3 Areas Where I Could Use a Mulligan:

  1. Practicing my Mandarin: When my parents came to visit, my dad made a point of telling me how important it was to fully avail myself of this language immersion opportunity. He urged me to study, to practice dialoguing with local people as much as I could. I nodded with the vigor of a bobble-head doll, wholeheartedly agreeing, making mental vows to carve out an hour each Sunday to study. My oath was a sincere one. And I’ve reiterated it to myself many times. But somehow, that Sunday study hour never happens. As a result, I’m leaving here without the fluency I might’ve had. I have decent survival Chinese. This is hard to remember when I’m surrounded by U.S. diplomats with brilliant Mandarin, but I probably speak better Chinese than 90% of non-Chinese Americans, so from that angle, I’m not doing so badly. I can navigate a market and negotiate prices. I can survive a visit to the tailor if I have the help of visual aids like photographs and textile samples. I can order food and direct a cab and even express frustration–“Hey, there’s a line!”–or express regret–“Sorry, I forgot!” But I can’t count the times I’ve been conversing with someone in Chinese and had my head go blank when I reached for a word I needed, fully aware that I’d learned that word once upon a time… I just hadn’t retained it because I never studied.That kind of moment is embarrassing. And worse, it feels wasteful when I’ve had weekly Chinese lessons and more opportunities than I can count to practice with native speakers. The good news: it’s Sunday morning here, and it’s not too late to make good on my Sunday Study Time vow.
  2. Made More Time for Girl-Time: As I mentioned at the beginning of this post, I can get pretty hyper-focused on my work list, especially as I’m trying to balance two jobs. Most of the time, I’m happy enough with this arrangement. I’m highly motivated by meeting goals, and it’s important to me to get in those 2 hours of writing, that 1 hour of painting. But I can definitely become unbalanced in this area, leading to loneliness, especially when my usual social circle is far away in the U.S. of A. But I have no excuse for staying lonely, given the awesome group of female friends at my fingertips right here in Chengdu. Lately, I’ve been striving to make more time for the social stuff–setting semi-weekly lunch dates with a friend, snatching up unexpected dinner invites, staying up past midnight on a work night for a chocolate-and-wine-centric girls’ night (just for a random example.) I only wish I’d made a point of this sooner.
  3. Taking MORE Time to Travel: This is a tough one, because I don’t want to forget to be grateful for the traveling I have gotten to do. But before we arrived at Post, I had dreams of working in visits to Australia and Japan and Hong Kong, too. Foolishly (so foolishly!), I passed up the chance to accompany my husband on a business trip to South Korea. Of course, living the Foreign Service life means having lots of unexpected opportunities–we may well live in Asia again someday. But one never knows; this could be our only time in this part of the world. So I wish I’d carved out the necessary time from our busy daily lives to plan those getaways. Then again, perhaps this is just the excuse we need to start planning our Asian-destination getaway when we’re ready for a break from South America’s rainforests and monsoon-seasons….

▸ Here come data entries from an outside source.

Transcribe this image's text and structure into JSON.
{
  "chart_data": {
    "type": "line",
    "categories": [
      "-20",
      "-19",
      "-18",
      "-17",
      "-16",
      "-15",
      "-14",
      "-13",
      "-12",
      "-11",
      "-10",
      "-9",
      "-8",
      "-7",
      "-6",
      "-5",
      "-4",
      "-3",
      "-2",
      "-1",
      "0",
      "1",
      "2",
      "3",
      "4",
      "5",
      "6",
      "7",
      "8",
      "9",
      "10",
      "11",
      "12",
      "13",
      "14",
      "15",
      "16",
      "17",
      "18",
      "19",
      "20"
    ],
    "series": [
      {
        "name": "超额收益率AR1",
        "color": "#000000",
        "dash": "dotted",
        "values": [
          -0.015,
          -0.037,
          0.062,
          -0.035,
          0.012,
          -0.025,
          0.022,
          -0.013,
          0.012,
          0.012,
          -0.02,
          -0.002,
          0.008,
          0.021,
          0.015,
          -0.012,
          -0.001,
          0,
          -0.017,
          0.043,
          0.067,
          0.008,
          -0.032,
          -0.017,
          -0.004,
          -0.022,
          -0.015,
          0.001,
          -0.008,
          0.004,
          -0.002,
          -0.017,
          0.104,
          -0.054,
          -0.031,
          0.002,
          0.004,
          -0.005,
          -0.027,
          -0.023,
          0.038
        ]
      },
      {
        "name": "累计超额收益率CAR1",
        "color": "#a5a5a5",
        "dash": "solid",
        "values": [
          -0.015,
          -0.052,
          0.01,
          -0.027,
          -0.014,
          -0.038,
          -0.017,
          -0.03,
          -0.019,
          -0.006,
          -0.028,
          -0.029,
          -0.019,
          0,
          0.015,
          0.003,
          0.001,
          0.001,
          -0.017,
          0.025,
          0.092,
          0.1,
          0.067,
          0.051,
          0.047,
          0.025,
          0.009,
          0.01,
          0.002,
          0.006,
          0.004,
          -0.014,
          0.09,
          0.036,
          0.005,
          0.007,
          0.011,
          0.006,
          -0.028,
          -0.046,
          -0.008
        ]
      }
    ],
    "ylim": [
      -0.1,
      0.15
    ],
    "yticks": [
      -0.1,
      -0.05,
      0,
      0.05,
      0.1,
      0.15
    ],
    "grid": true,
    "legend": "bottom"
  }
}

So in conclusion, yes, I have a few regrets regarding our tour here. But honestly? I had a harder time coming up with things to lament than I did things to celebrate.

I’m pretty sure that counts as a victory.

4 thoughts on “China, In Review

  1. I just wanted to drop by and say hi. We were in Chengdu from 2012-2014 (I was CLO) and loved it! I love the community there and still miss the friends that I made during those two wonderful years.


  2. Our brief trip to China to visit was absolutely stunning because it is so vastly different culturally, from the USA.
    I never had any desire to visit China, and I am so glad I did. I’m also very happy to have purchase some paintings there as I will always have regular reminders of our time there.
    I definitely clearly remember being shocked by the physical demands of even walking briefly on the Great Wall!
    Those soldiers were athletes in the truest sense of the word!